Y en el capítulo de las decepciones, ¿hay algo que duela en este porvenir que por fin ha llegado a España? ¿Cómo se ve el futuro por dentro? El capítulo de decepciones está cubierto por lo que digo en mi respuesta anterior. Este presente es el futuro con el que soñaba cuando tenía veinticinco años. Entonces, en mis primeros viajes a Europa, contemplaba con envidia la libertad de la que se disfrutaba en países como Francia e Italia, en los que manifestantes comunistas con banderas rojas y puños en alto se cruzaban pacíficamente con procesiones dirigidas por curas con sotana, cruz alzada e incensarios. Aquello para mí era increíble, y pensaba que para que en España se diesen situaciones semejantes tendrían que pasar muchas décadas. Tuvieron que pasar en efecto muchas décadas, pero pasaron. Ahora en España hay hasta libertad religiosa, algo sorprendente en un país tan religioso. No voy a quitarle importancia a las libertades al fin conseguidas, pero me doy cuenta de que eso no era todo, que no se cumplieron otros sueños que hoy parecen aún más lejanos que antes, tal vez por el hundimiento del llamado socialismo real. El hecho es que la llegada de la democracia produjo entre nosotros el fenómeno del “desencanto”, que yo no entendía muy bien en mis regresos a España durante los primeros años de post-dictadura. Jaime Gil de Biedma lo atribuía a que la gente no había comprendido que la democracia es, como los cuartos de baño, algo muy práctico pero muy aburrido. Quizá tenía razón. En todo caso, si hemos de contentarnos con sólo democracia, sería deseable que la democracia fuera de verdad democracia.

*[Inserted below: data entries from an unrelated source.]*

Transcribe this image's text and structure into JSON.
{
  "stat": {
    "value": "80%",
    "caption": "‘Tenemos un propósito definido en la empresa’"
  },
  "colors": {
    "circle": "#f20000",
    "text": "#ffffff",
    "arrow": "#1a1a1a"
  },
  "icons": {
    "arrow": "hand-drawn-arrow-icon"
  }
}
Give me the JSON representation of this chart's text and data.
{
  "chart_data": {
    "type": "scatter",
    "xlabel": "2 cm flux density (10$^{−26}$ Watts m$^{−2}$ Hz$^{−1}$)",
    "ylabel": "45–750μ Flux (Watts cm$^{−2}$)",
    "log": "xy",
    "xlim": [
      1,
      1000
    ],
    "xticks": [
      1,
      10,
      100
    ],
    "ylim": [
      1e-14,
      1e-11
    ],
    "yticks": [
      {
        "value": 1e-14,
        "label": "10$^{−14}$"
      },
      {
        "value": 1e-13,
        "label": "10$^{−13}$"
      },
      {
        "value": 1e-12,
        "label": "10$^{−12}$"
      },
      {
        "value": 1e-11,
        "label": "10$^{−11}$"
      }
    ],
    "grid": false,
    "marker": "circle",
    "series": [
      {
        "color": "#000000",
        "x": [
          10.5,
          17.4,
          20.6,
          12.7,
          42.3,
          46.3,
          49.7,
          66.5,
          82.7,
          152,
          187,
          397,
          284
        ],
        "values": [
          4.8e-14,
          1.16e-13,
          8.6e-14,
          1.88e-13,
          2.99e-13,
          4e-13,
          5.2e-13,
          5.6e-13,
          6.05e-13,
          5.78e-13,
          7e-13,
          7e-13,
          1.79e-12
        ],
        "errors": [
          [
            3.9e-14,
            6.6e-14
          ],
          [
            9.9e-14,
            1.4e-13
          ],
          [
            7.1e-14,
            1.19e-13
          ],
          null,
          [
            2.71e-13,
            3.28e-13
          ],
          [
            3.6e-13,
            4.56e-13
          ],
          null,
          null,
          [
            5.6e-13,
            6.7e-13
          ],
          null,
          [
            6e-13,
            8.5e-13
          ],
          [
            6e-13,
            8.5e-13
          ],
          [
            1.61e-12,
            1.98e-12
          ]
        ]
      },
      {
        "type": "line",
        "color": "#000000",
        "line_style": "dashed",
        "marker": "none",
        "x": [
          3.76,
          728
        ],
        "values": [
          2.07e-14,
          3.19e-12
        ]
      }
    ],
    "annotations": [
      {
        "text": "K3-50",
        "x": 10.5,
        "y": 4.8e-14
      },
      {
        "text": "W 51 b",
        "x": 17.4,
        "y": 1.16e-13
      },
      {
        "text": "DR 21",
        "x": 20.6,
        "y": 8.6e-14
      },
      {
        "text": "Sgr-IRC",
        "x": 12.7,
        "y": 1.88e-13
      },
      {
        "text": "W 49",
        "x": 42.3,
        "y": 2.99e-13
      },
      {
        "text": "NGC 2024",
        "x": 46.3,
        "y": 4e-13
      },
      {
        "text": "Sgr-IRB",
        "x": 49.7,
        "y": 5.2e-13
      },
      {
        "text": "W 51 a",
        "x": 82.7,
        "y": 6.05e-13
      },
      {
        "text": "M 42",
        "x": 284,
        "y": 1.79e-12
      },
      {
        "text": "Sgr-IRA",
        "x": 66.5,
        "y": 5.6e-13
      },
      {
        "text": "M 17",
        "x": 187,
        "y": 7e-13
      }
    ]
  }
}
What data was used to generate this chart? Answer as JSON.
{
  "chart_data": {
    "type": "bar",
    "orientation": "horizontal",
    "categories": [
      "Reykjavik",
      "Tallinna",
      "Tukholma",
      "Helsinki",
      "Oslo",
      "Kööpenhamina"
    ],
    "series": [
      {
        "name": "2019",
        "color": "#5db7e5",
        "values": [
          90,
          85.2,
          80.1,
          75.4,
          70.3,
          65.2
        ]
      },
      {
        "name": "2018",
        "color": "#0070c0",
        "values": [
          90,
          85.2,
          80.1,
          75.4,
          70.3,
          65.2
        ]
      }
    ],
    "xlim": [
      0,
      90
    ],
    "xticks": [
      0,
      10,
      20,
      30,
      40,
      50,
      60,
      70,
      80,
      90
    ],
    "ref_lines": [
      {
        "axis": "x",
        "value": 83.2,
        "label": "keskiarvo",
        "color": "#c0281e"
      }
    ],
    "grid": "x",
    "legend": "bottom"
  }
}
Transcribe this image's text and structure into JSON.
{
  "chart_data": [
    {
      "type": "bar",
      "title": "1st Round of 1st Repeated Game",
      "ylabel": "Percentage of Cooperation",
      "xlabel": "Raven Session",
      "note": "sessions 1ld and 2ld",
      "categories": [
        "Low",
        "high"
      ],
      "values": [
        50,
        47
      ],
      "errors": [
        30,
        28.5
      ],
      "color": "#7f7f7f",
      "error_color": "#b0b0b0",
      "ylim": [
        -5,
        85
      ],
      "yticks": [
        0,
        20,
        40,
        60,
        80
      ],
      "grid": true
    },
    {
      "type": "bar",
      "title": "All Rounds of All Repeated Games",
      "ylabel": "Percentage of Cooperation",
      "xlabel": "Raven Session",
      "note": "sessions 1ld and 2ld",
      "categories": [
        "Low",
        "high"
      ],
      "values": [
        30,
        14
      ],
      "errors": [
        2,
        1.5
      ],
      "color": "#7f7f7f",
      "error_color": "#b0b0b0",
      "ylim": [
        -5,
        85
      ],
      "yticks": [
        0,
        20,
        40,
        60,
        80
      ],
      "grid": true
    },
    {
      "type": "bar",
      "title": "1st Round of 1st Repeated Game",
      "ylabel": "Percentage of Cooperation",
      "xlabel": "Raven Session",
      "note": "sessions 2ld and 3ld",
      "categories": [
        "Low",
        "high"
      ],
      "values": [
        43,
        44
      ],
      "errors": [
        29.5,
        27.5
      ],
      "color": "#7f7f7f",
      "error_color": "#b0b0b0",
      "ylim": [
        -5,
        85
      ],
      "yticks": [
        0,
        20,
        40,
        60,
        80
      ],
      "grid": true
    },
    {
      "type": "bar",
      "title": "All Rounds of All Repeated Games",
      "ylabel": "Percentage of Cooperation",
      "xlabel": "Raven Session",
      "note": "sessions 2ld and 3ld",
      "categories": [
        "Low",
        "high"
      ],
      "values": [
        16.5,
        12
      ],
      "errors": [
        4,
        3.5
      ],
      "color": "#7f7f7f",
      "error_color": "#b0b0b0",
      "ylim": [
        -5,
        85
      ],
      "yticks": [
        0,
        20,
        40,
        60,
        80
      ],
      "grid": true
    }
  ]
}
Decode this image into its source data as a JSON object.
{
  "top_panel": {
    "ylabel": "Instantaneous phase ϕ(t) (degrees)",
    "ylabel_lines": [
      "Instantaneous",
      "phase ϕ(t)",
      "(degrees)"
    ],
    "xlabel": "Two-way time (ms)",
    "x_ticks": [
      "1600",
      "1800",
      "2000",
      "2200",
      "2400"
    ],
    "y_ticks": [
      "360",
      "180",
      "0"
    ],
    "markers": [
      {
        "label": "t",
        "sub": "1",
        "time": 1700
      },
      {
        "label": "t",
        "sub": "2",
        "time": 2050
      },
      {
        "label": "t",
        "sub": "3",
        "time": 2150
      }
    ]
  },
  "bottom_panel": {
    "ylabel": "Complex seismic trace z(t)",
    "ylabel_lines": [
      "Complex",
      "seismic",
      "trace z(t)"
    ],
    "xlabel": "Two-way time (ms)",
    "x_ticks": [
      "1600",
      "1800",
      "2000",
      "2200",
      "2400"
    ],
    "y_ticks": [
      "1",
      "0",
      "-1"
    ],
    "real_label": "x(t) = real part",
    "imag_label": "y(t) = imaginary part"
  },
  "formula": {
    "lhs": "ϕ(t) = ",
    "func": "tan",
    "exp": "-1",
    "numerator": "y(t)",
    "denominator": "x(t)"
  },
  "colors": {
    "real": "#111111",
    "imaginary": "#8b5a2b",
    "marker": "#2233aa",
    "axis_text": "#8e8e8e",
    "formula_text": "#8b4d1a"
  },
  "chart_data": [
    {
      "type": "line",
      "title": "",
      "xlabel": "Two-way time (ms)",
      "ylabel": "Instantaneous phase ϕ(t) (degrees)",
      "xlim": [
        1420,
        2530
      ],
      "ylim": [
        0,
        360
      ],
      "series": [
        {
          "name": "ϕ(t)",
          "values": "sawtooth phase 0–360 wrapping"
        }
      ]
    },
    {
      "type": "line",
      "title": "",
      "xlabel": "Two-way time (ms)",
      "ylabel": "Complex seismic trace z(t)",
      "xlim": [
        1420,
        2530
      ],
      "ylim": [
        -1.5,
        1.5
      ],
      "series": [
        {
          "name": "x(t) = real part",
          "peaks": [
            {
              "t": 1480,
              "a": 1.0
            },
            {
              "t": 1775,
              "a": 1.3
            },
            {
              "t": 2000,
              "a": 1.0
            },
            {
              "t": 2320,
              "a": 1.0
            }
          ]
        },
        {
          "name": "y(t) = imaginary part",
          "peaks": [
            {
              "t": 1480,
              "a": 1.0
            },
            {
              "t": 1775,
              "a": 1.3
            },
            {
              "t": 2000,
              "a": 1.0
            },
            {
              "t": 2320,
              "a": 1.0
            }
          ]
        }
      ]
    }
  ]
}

A estas alturas, preguntarte por el sentido de la poesía, por las razones del género, es invitarte a explicar una vez más las claves de tu poética. Pero también es una forma de hacer balance. ¿Qué te ha dado la poesía? ¿Qué le has dado tú? ¿ Hay algo de lo que te arrepientas? Ojalá le haya yo dado algo medianamente valioso a la poesía. A la poesía me acerqué sin querer. Alguna vez dije, apuntado a mi falta de voluntad, que casi todo lo que hice en esta vida lo hice sin querer; incluso amé sin querer a quien amaba. Amar queriendo sería amor premeditado, adrede, y eso no es amor. Sólo pongo empeño en hacer las cosas que me son indiferentes; las otras, las que me importan, tengo que hacerlas, lo quiera o no. Así me pasó con la poesía, que escribí siempre, o casi siempre sin querer, porque no tuve más remedio, como respuesta a una necesidad. Cuando me pongo a escribir un poema, es porque el poema está ya ahí, reclamando una asistencia que no puedo negarle. Por eso escribo poco, cada vez menos y a la espera de que algo ocurra; lo que otros llaman “inspiración” yo prefiero llamarlo “ocurrencia”, pues los poemas son cosas que suceden, que me ocurren ya, por desgracia, pocas veces. Por la gratuidad con que me entregué a ella, a la poesía nunca le pedí nada. Sin embargo, la poesía me dio muchas satisfacciones. Como lector y como escritor, me ayudó a entenderme y a conocer mejor el mundo, me permitió sentirme libre en tiempos de opresión, me sirvió para superar algunos momentos difíciles, me acercó a personas admirables que sin ella no hubiese conocido, me abrió caminos por los que nunca habría transitado, me estimuló a pensar y a sentir. Y no me arrepiento de nada, ni siquiera de mis peores poemas, porque sé que también fueron para mi necesarios.

Me atrevo a pedirte que resumas tu vida en tres greguerías sobre tres ciudades: Oviedo, Madrid y Alburquerque.

Oviedo ya no es para mí la ciudad real, sino el escenario de un sueño recurrente. Madrid es el lugar de cita con mis amigos. Y Alburquerque el punto de encuentro con mí mismo.